BCN : En tant que hacker éthique occasionnel, vous pouvez être au courant d’un incident impliquant Kraken et une entreprise de sécurité Certik qui a mis en lumière cette profession. Cet incident a soulevé des questions sur le soi-disant hacking éthique. Certains soutiennent que cela valide l’idée que les hackers éthiques ne sont pas différents des hackers non éthiques. Quelle est selon vous l’importance du hacking éthique, et quelles précautions les hackers éthiques devraient-ils prendre pour garantir que de tels incidents soient évités à l’avenir ?

NNSK : C’est malheureux que des hackers de chez une société de hacking éthique aient été impliqués dans une attaque clairement non éthique. Que cela ait été un acte éthique n’a pas été très contesté parmi les chercheurs en sécurité ; il y a consensus parmi les hackers éthiques que ce n’est pas une manière de mener la recherche éthique. C’est seulement parce que Certik est une entreprise de plusieurs milliards de dollars et a une… Réputation… Intéressante que cette histoire est si choquante et amusante. Par n’importe qui d’autre, cela aurait été considéré comme du hacking non éthique.

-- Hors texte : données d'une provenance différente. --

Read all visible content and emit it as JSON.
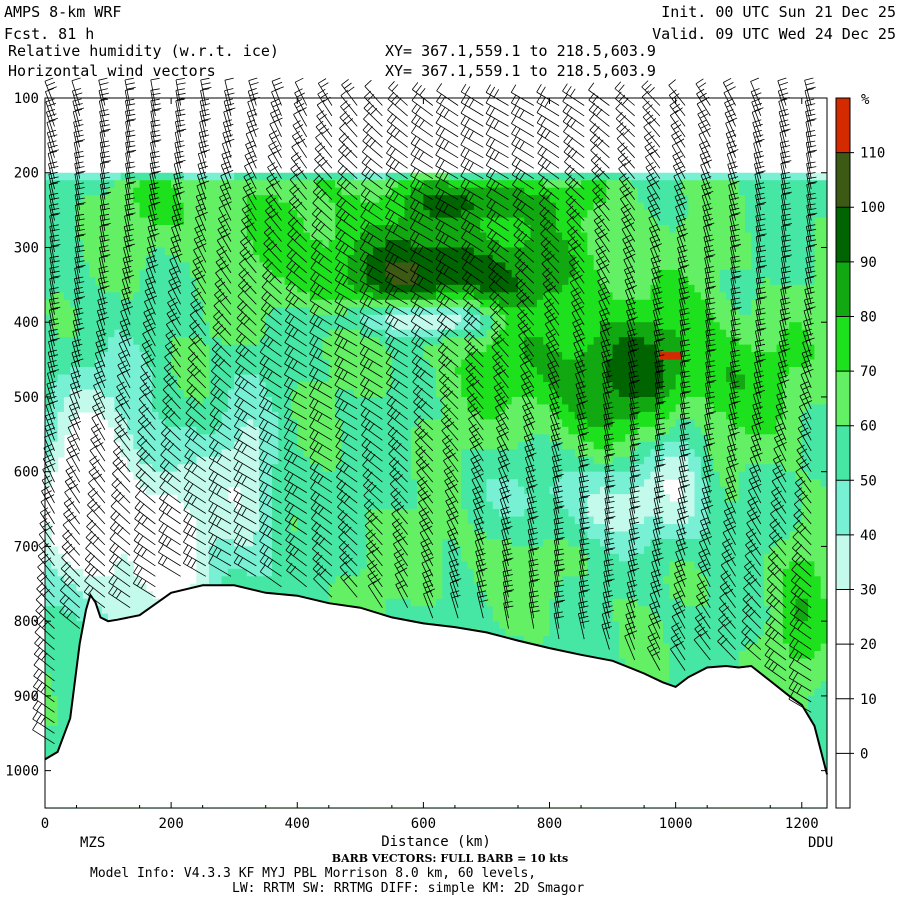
{
  "header": {
    "model": "AMPS 8-km WRF",
    "fcst": "Fcst.   81 h",
    "init": "Init. 00 UTC Sun 21 Dec 25",
    "valid": "Valid. 09 UTC Wed 24 Dec 25",
    "field1": "Relative humidity (w.r.t. ice)",
    "field2": "Horizontal wind vectors",
    "xy1": "XY= 367.1,559.1 to 218.5,603.9",
    "xy2": "XY= 367.1,559.1 to 218.5,603.9"
  },
  "footer": {
    "start_label": "MZS",
    "end_label": "DDU",
    "barb_note": "BARB VECTORS: FULL BARB = 10 kts",
    "model_info_1": "Model Info: V4.3.3   KF     MYJ PBL  Morrison          8.0 km,  60 levels,",
    "model_info_2": "LW: RRTM SW: RRTMG   DIFF: simple KM: 2D Smagor"
  },
  "chart_data": {
    "type": "heatmap",
    "xlabel": "Distance (km)",
    "ylabel": "",
    "x_ticks": [
      "0",
      "200",
      "400",
      "600",
      "800",
      "1000",
      "1200"
    ],
    "y_ticks": [
      "100",
      "200",
      "300",
      "400",
      "500",
      "600",
      "700",
      "800",
      "900",
      "1000"
    ],
    "xlim": [
      0,
      1240
    ],
    "ylim": [
      1050,
      100
    ],
    "colorbar": {
      "unit": "%",
      "levels": [
        "110",
        "100",
        "90",
        "80",
        "70",
        "60",
        "50",
        "40",
        "30",
        "20",
        "10",
        "0"
      ],
      "bins": [
        {
          "min": 110,
          "color": "#d42a00"
        },
        {
          "min": 100,
          "color": "#3c5a14"
        },
        {
          "min": 90,
          "color": "#006400"
        },
        {
          "min": 80,
          "color": "#11a811"
        },
        {
          "min": 70,
          "color": "#1ee11e"
        },
        {
          "min": 60,
          "color": "#64f064"
        },
        {
          "min": 50,
          "color": "#46e6a5"
        },
        {
          "min": 40,
          "color": "#78f0d4"
        },
        {
          "min": 30,
          "color": "#c3faeb"
        },
        {
          "min": 20,
          "color": "#ffffff"
        },
        {
          "min": 10,
          "color": "#ffffff"
        },
        {
          "min": 0,
          "color": "#ffffff"
        },
        {
          "min": -10,
          "color": "#ffffff"
        }
      ]
    },
    "terrain_profile": {
      "x": [
        0,
        20,
        40,
        55,
        65,
        72,
        80,
        88,
        100,
        115,
        150,
        200,
        250,
        300,
        350,
        400,
        450,
        500,
        550,
        600,
        650,
        700,
        750,
        800,
        850,
        900,
        950,
        980,
        1000,
        1020,
        1050,
        1080,
        1100,
        1120,
        1150,
        1180,
        1200,
        1220,
        1240
      ],
      "p": [
        985,
        975,
        930,
        830,
        785,
        765,
        775,
        795,
        800,
        798,
        792,
        762,
        752,
        752,
        762,
        766,
        776,
        782,
        795,
        803,
        808,
        815,
        826,
        836,
        845,
        853,
        870,
        882,
        888,
        875,
        862,
        860,
        862,
        860,
        880,
        900,
        912,
        940,
        1005
      ]
    },
    "barb_columns_km": [
      15,
      55,
      95,
      135,
      175,
      215,
      255,
      295,
      335,
      375,
      415,
      455,
      495,
      535,
      575,
      615,
      655,
      695,
      735,
      775,
      815,
      855,
      895,
      935,
      975,
      1015,
      1055,
      1095,
      1135,
      1175,
      1215
    ]
  }
}
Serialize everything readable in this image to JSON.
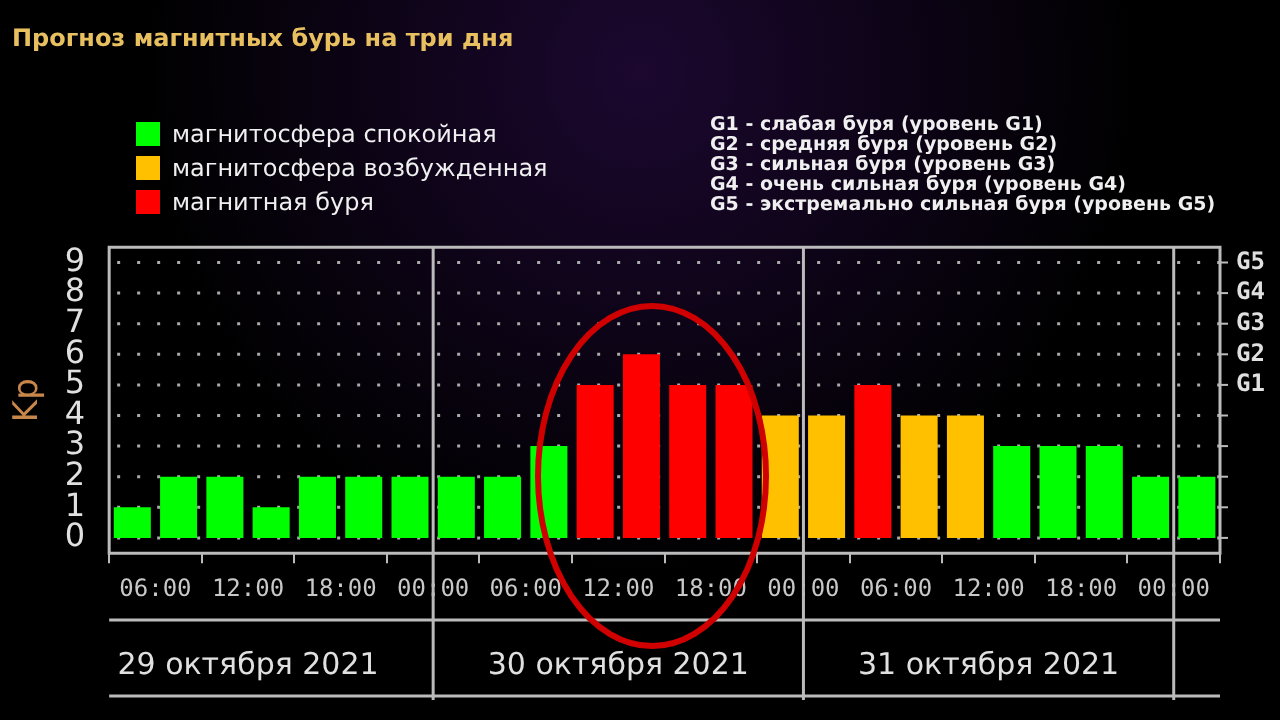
{
  "chart_data": {
    "type": "bar",
    "title": "Прогноз магнитных бурь на три дня",
    "ylabel": "Kp",
    "x": [
      "2021-10-29T04:30",
      "2021-10-29T07:30",
      "2021-10-29T10:30",
      "2021-10-29T13:30",
      "2021-10-29T16:30",
      "2021-10-29T19:30",
      "2021-10-29T22:30",
      "2021-10-30T01:30",
      "2021-10-30T04:30",
      "2021-10-30T07:30",
      "2021-10-30T10:30",
      "2021-10-30T13:30",
      "2021-10-30T16:30",
      "2021-10-30T19:30",
      "2021-10-30T22:30",
      "2021-10-31T01:30",
      "2021-10-31T04:30",
      "2021-10-31T07:30",
      "2021-10-31T10:30",
      "2021-10-31T13:30",
      "2021-10-31T16:30",
      "2021-10-31T19:30",
      "2021-10-31T22:30",
      "2021-11-01T01:30"
    ],
    "series": [
      {
        "name": "магнитосфера спокойная",
        "color": "#00ff00",
        "values": [
          1,
          2,
          2,
          1,
          2,
          2,
          2,
          2,
          2,
          3,
          null,
          null,
          null,
          null,
          null,
          null,
          null,
          null,
          null,
          3,
          3,
          3,
          2,
          2
        ]
      },
      {
        "name": "магнитосфера возбужденная",
        "color": "#ffc000",
        "values": [
          null,
          null,
          null,
          null,
          null,
          null,
          null,
          null,
          null,
          null,
          null,
          null,
          null,
          null,
          4,
          4,
          null,
          4,
          4,
          null,
          null,
          null,
          null,
          null
        ]
      },
      {
        "name": "магнитная буря",
        "color": "#ff0000",
        "values": [
          null,
          null,
          null,
          null,
          null,
          null,
          null,
          null,
          null,
          null,
          5,
          6,
          5,
          5,
          null,
          null,
          5,
          null,
          null,
          null,
          null,
          null,
          null,
          null
        ]
      }
    ],
    "xlim": [
      "2021-10-29T03:00",
      "2021-11-01T03:00"
    ],
    "xticks": [
      {
        "value": "2021-10-29T06:00",
        "label": "06:00"
      },
      {
        "value": "2021-10-29T12:00",
        "label": "12:00"
      },
      {
        "value": "2021-10-29T18:00",
        "label": "18:00"
      },
      {
        "value": "2021-10-30T00:00",
        "label": "00:00"
      },
      {
        "value": "2021-10-30T06:00",
        "label": "06:00"
      },
      {
        "value": "2021-10-30T12:00",
        "label": "12:00"
      },
      {
        "value": "2021-10-30T18:00",
        "label": "18:00"
      },
      {
        "value": "2021-10-31T00:00",
        "label": "00:00"
      },
      {
        "value": "2021-10-31T06:00",
        "label": "06:00"
      },
      {
        "value": "2021-10-31T12:00",
        "label": "12:00"
      },
      {
        "value": "2021-10-31T18:00",
        "label": "18:00"
      },
      {
        "value": "2021-11-01T00:00",
        "label": "00:00"
      }
    ],
    "x2lim": [
      "2021-10-29T03:00",
      "2021-11-01T03:00"
    ],
    "x2ticks": [
      {
        "value": "2021-10-29T12:00",
        "label": "29 октября 2021"
      },
      {
        "value": "2021-10-30T12:00",
        "label": "30 октября 2021"
      },
      {
        "value": "2021-10-31T12:00",
        "label": "31 октября 2021"
      }
    ],
    "ylim": [
      -0.5,
      9.5
    ],
    "yticks": [
      0,
      1,
      2,
      3,
      4,
      5,
      6,
      7,
      8,
      9
    ],
    "ref_lines": [
      {
        "axis": "x",
        "value": "2021-10-30T00:00",
        "color": "#bbbbbb"
      },
      {
        "axis": "x",
        "value": "2021-10-31T00:00",
        "color": "#bbbbbb"
      },
      {
        "axis": "x",
        "value": "2021-11-01T00:00",
        "color": "#bbbbbb"
      }
    ],
    "annotations": [
      "G1 - слабая буря (уровень G1)",
      "G2 - средняя буря (уровень G2)",
      "G3 - сильная буря (уровень G3)",
      "G4 - очень сильная буря (уровень G4)",
      "G5 - экстремально сильная буря (уровень G5)",
      "G1",
      "G2",
      "G3",
      "G4",
      "G5"
    ],
    "grid": "y",
    "legend": "top left"
  }
}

BCN : De votre perspective, comment l’incident Kraken-Certik et l’attention médiatique qu’il a suscitée ont-ils influencé la perception des régulateurs et du grand public sur le hacking éthique ?

NNSK : Cela n’a pas suffisamment influencé l’opinion publique. Les gens continuent d’utiliser Certik et le considèrent comme un nom reconnu dans l’industrie crypto, largement reconnu comme respectable malgré des critiques depuis des années par la recherche en sécurité. Cela montre l’asymétrie dans la perception de l’audit : les entreprises qui font connaître leur marque partout doivent croître, et la croissance nécessite l’embauche de chercheurs en sécurité moins seniors ou, dans ce cas, moins éthiques. Alors la réputation augmente mais la qualité diminue. Nous avons également tendance à supposer que la sécurité est basée sur le nombre d’audits, mais tout aussi important est le modèle de sécurité et la qualité des audits. Il serait triste que la conclusion soit que tous les hackers éthiques sont non éthiques, plutôt que de considérer l’industrie avec un œil critique pour savoir quels hackers éthiques sont réellement légitimes. Les hackers éthiques ont sauvé d’innombrables économies d’utilisateurs des criminels et de la Corée du Nord.